Add a web api to your app with django-piston

More and more often I found myself in a situation where I would like to add a web api to my django applications. I have recently tried to used django-piston http://bitbucket.org/jespern/django-piston for this and I found the learning curve a bit steep. It is not particularly hard but it requires you to understand few things before being able to enjoy it.

This post should help you to understand how to create the handlers to read, create, update, delete an object and see how you can call this web api from the command line using curl. I have forked django-piston to extend the example "blogserver". I would recommend you to also read the README inside the example

You can grab the code like this :

hg clone http://bitbucket.org/yml/django-piston/


curl is a command line tool to transfer data from or to a server, using one of the supported protocols (HTTP, HTTPS, FTP, FTPS, SCP, SFTP, TFTP, DICT, TELNET, LDAP or FILE). The command is designed to work without user interaction.

Here it is the 4 things that I found a bit hard to understand.

1. @require_extended

This decorator is handy if you want to restrict the access to your handler to only the request that have have one of the header listed below :
• application/json
• application/x-yaml
• text/xml
• application/python-pickle

The direct effect on the curl command line is that you will need to add a -H 'Content-Type:', this will give you something like :

$ curl -u testuser:foobar -H 'Content-Type:application/json' http://127.0.0.1:8000/api/posts/?format=json


If the header is omitted django-piston will return a 'Bad Request'.

2. Request Method

The handler for your resource can be composed of the following method : read, create, update, delete that are respectively mapped to the following request method : GET, POST, PUT, DELETE. "-X " is used to specify the method you want to use. Here it is an example that execute the update method of the blogserver :

$ curl -u testuser:foobar -H 'Content-Type:application/json' -X PUT -d '{"content": "Update test", "title": "Update test"}' http://127.0.0.1:8000/api/post/1/



3. Passing data to your handler

In this example I am going to demonstrate how to pass JSON string with curl. In order to do this you should use the -d followed by the JSON string :

$ curl -u testuser:foobar -H 'Content-Type:application/json' -X PUT -d '{"content": "Update test", "title": "Update test"}' http://127.0.0.1:8000/api/post/1/


django-piston will automatically turn this string into a python dictionary that is ready to be used by your handler.

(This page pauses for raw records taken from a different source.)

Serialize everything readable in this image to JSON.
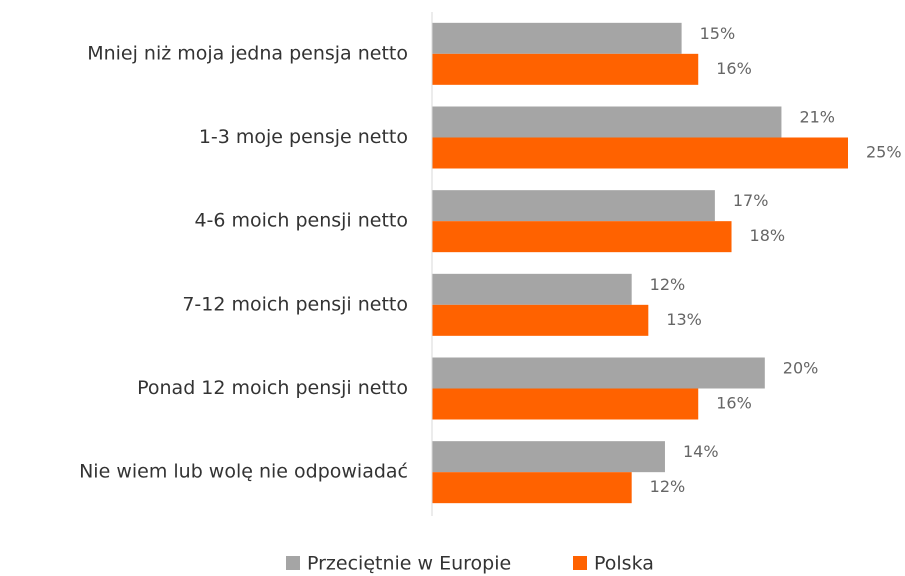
{
  "chart_data": {
    "type": "bar",
    "orientation": "horizontal",
    "categories": [
      "Mniej niż moja jedna pensja netto",
      "1-3 moje pensje netto",
      "4-6 moich pensji netto",
      "7-12 moich pensji netto",
      "Ponad 12 moich pensji netto",
      "Nie wiem lub wolę nie odpowiadać"
    ],
    "series": [
      {
        "name": "Przeciętnie w Europie",
        "color": "#a5a5a5",
        "values": [
          15,
          21,
          17,
          12,
          20,
          14
        ],
        "value_labels": [
          "15%",
          "21%",
          "17%",
          "12%",
          "20%",
          "14%"
        ]
      },
      {
        "name": "Polska",
        "color": "#ff6200",
        "values": [
          16,
          25,
          18,
          13,
          16,
          12
        ],
        "value_labels": [
          "16%",
          "25%",
          "18%",
          "13%",
          "16%",
          "12%"
        ]
      }
    ],
    "xlim": [
      0,
      25
    ],
    "legend": "bottom"
  }
}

You will find this data in 'request.data' the raw string is available in "request.raw_post_data"

4. How to pass parameter to your handler

It took me a while to understand that the same handler can be mounted to several urls this will allow you to pass additional parameters like the primary key ID or the slug :

....
blogposts = Resource(handler=BlogpostHandler, authentication=auth)
urlpatterns = patterns('',
url(r'^posts/$', blogposts),
url(r'^post/(?P.+)/$', blogposts),
.....


In the example above "blockposts" is mapped to 2 different urls, the second one will be particularly handy to read, update, delete a particular post. Additional parameters from the URL will be passed to the method : read, create, update, delete. I encourage you to check out the code from bitbucket to see how you could take advantage of this technique.

This post barely scratch the surface of how to use django-piston, to put it in a nutshell this reusable application makes creating a web api for your own project simple. It avoids you to write a lot of boilerplate code because it abstracts all the machinery and let you focus on important things.

I would be glad to hear from you how you use it and what is your favorite trick.